I think many of us are familiar with the data — 33 percent of U.S. citizens who were born or later became Catholic no longer consider themselves to be Catholic (Pew Research Center, June 13, 2008). This represents 10 percent of the U.S. population or 3.12 million people — one of the largest "religious groups" in the country (US News and World Report, Dec. 30, 2011).
There is no doubt a number of factors responsible for those who have left Catholicism. Among them are the lingering sex abuse scandal and the Church's resistance to significant socio-cultural trends in this country. One other factor that seems to be contributing to this Catholic out-flux is a failure within our parishes to accurately teach and reflect the authentic truth of Christianity.
Recently, a Christian researcher coined the phrase Moralistic Therapeutic Deism as a way of describing this inauthentic, "niced-down" form of Christianity (Christian Smith, National Study of Youth and Religion, 2010). According to an article on wikipedia.com, MTD is defined by a combination of several moral statutes not exclusive to any of the major world religions. They are:
A god exists who created and ordered the world and watches over human life on earth.

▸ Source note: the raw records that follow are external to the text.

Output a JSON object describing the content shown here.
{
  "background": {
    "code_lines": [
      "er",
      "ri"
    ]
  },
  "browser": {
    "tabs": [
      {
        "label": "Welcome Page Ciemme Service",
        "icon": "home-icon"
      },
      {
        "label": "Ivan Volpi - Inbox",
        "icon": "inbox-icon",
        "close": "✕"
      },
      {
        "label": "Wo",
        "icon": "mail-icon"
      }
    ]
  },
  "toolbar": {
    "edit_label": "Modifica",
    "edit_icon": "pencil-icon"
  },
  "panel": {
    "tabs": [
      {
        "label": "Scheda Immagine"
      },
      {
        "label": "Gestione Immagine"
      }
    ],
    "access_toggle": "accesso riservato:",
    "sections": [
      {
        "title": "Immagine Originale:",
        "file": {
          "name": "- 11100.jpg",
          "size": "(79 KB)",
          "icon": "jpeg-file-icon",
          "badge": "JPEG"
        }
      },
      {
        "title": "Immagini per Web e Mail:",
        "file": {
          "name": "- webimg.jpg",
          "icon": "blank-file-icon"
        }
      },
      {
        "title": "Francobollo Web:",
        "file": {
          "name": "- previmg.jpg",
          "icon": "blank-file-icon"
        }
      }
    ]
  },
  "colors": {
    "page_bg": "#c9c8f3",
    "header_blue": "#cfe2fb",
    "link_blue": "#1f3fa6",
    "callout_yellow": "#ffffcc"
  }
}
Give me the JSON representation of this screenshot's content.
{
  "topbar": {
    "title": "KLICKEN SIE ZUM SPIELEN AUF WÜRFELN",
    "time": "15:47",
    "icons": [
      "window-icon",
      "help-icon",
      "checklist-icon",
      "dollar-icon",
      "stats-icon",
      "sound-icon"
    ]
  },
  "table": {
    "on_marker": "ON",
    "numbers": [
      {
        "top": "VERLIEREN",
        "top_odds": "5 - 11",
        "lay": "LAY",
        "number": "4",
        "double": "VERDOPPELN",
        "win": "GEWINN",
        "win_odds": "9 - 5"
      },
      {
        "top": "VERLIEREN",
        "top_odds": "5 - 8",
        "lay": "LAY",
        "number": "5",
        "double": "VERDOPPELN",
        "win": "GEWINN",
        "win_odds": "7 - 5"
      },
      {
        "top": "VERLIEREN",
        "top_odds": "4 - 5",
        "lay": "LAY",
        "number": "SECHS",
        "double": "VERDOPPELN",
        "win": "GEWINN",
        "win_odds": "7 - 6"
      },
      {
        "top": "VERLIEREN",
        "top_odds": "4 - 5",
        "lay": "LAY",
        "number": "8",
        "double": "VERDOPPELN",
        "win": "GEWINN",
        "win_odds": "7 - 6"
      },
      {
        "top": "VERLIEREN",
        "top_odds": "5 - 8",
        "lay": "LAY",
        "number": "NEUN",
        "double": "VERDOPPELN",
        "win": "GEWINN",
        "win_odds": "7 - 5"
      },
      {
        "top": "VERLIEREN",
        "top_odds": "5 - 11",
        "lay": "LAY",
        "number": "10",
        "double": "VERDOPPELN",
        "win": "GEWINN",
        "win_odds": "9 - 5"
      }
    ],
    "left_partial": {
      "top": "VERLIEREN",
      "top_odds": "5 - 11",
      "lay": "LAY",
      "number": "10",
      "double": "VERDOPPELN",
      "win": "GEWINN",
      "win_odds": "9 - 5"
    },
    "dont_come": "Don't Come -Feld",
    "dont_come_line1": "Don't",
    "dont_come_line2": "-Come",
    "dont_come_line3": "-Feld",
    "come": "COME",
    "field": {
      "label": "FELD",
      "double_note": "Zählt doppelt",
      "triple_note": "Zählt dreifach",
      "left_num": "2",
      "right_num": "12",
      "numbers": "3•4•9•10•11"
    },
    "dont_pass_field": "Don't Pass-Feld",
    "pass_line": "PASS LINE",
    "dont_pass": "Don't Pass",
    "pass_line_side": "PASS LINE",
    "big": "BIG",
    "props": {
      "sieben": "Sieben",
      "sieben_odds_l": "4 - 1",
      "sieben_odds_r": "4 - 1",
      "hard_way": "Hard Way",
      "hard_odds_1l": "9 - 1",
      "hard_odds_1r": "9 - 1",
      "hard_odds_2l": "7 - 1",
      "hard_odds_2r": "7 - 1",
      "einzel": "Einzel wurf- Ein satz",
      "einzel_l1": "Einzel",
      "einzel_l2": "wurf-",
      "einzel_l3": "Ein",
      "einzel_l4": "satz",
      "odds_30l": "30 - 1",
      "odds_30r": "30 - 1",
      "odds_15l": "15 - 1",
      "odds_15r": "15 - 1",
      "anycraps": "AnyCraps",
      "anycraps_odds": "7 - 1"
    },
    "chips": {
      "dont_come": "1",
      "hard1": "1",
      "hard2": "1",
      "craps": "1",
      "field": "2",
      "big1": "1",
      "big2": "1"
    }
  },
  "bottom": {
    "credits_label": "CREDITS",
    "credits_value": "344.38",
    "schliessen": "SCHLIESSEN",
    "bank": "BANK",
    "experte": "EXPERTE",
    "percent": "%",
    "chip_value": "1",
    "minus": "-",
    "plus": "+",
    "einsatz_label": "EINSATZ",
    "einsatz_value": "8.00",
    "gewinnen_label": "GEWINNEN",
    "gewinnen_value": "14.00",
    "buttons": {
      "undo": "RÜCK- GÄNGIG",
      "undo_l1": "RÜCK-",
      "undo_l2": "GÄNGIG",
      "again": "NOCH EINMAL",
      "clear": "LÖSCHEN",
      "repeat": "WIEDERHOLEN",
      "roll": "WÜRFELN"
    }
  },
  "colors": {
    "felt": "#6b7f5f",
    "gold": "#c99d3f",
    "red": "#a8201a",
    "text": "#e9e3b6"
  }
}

God wants people to be good, nice and fair to each other, as taught in the Bible and by most world religions.
The central goal of life is to be happy and to feel good about oneself.
God does not need to be particularly involved in one's life except when God is needed to resolve a problem.
Good people go to heaven when they die.
The principles of MTD don't seem to be patently immoral. They even seem to be a decent alternative to someone who might otherwise be an atheist or agnostic. However, they fall woefully short of the standard for anyone professing Catholic Christianity. Specifically, MTD fails to define the identity we have as human beings in relationship with God. According to MTD, we bear no responsibility for what we do with our lives and the only accountability is the reward of heaven if we are "good." MTD's central goal, "to be happy and feel good about oneself," while sounding innocuous, is deeply disoriented.
Our Catholic teachings and traditions give us a solution to MTD and its effects. If our faith communities, including our families and parishes, will focus their efforts on developing authentic disciples of Christ and good stewards, we can nullify MTD and begin to restore our Catholic identity. We can start by teaching and encouraging everyone in our parishes to see themselves as stewards of God.
The drive to be disciples of Christ and stewards of God is something to which we must constantly rededicate ourselves. The culture around us is not always supportive — but this has been the case throughout the history of Christianity.
This may not make us as popular as MTD might, but if the faith that we profess is inauthentic, does it matter how popular it is? If we are not challenging people to live as disciples of Christ and good Christian stewards, can we even say we are building the kingdom?
I don't think people turn away from Catholicism because our truth is too difficult. They turn away because we fail to proclaim the truth of the Gospel of Jesus Christ in word and deed. We owe it to ourselves to be authentic Roman Catholic Christians, and we owe it to the world to live lives that give testimony to the light of Christ's love. Amen.